FBI Checked Las Vegas Hotel Lists in Terror Alert
WASHINGTON (Reuters) - The FBI demanded Las Vegas hotels turn over their guest lists leading up to New Year's Eve to check against a U.S. master list of suspected terrorists, a law enforcement official said on Sunday.
The demand for "patron information" went to all major hotels in the Nevada casino and entertainment city, said the official who declined to be named.
Las Vegas was one of six or seven cities mentioned in intelligence reports as potential targets for a terrorist attack during the holiday period, Nevada Gov. Kenny Guinn said on New Year's Eve.
A second U.S. government official said to his knowledge only one hotel had balked at providing its bookings list. Newsweek, the first to report the FBI demand, said one big hotel had refused and was "slapped with a subpoena."
The unspecified hotel apparently wanted some "cover" against any privacy-related guest complaints, the official told Reuters.
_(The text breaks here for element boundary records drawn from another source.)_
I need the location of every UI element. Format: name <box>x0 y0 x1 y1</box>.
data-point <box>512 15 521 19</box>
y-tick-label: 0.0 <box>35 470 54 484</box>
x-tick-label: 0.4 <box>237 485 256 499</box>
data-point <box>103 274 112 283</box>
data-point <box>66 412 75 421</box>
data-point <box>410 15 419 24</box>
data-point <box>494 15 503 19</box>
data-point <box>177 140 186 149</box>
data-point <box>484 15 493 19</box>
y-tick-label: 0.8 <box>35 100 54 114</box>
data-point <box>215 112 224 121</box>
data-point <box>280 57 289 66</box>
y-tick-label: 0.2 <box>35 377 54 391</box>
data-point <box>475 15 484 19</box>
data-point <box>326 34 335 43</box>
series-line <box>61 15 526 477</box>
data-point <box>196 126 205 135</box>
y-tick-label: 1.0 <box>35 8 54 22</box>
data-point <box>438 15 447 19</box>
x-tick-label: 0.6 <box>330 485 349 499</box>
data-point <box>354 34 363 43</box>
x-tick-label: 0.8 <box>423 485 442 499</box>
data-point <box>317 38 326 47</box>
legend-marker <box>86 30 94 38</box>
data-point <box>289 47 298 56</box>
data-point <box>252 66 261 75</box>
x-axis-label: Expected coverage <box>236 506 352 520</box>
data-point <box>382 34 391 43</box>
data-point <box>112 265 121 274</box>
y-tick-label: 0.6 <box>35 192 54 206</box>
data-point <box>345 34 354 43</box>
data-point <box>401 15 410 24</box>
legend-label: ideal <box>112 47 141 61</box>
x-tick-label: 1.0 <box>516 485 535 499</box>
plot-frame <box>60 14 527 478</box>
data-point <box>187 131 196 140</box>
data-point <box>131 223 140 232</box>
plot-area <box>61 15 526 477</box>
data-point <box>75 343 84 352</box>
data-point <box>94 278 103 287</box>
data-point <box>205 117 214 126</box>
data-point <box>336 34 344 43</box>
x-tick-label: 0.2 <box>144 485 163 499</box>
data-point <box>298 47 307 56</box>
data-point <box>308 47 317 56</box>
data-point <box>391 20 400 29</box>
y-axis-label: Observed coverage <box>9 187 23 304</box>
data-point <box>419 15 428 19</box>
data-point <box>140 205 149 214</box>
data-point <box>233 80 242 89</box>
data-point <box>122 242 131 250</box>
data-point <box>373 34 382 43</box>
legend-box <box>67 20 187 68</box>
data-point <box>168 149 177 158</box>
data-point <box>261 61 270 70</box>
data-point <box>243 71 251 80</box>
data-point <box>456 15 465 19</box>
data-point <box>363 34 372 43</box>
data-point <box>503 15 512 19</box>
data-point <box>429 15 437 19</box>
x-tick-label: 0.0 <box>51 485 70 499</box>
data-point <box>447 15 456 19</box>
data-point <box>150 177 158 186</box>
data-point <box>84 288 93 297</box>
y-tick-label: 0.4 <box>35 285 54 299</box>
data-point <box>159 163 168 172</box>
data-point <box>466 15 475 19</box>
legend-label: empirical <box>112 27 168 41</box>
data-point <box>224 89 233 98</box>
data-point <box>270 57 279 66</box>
The FBI sent a letter linking the demand to a national security investigation or hinting at a "friendly" subpoena to meet the hotel's concerns, he added.
The Justice Department, the FBI's parent agency, declined comment on any specific effort to thwart possible plots since the Dec. 21 raising of the U.S. warning level to Code Orange, its second highest level.
Among other worries, U.S. officials have said they fear terrorists may be trying to outdo the Sept. 11, 2001, hijacked airliner attacks that killed about 3,000 people in the United States.
Las Vegas, along with New York City's Times Square, features one of the biggest New Year's Eve block parties with revelers thronging its garish, 3-mile long, hotel and casino "strip."
The Federal Aviation Administration barred pilots from flying over the New Year's Eve festivities in Las Vegas and New York as a precautionary measure.
Asked about the Las Vegas hotel records, Mark Corallo, a Justice Department spokesman, said: "Without comment on any specific case or instance, we will use every legal tool we have to protect the American people from terrorist attacks."
A representative of the American Civil Liberties Union said the demand for guest records, without any individual suspicion, infringed on the privacy of as many as 300,000 people "whose leisure activities are no one's business but their own."
The action also showed the FBI's expanded, post-Sept. 11 power to obtain personal records without judicial review or suspicion about an individual "may well be used to monitor ordinary Americans," said Timothy Edgar, the ACLU's legislative counsel.
In a sign of unabated U.S. concern, the head of a House of Representatives' committee with access to intelligence information said on Sunday al Qaeda remained bent on using hijacked airliners as weapons.
"There is no question that al Qaeda still wants to use airplanes as weapons," Rep. Christopher Cox, the California Republican who chairs the House Select Committee on Homeland Security, said on CNN's "Late Edition with Wolf Blitzer."
"There's no question that there's planning going on and there's no question that the threats, as they've been assessed, are real," he added.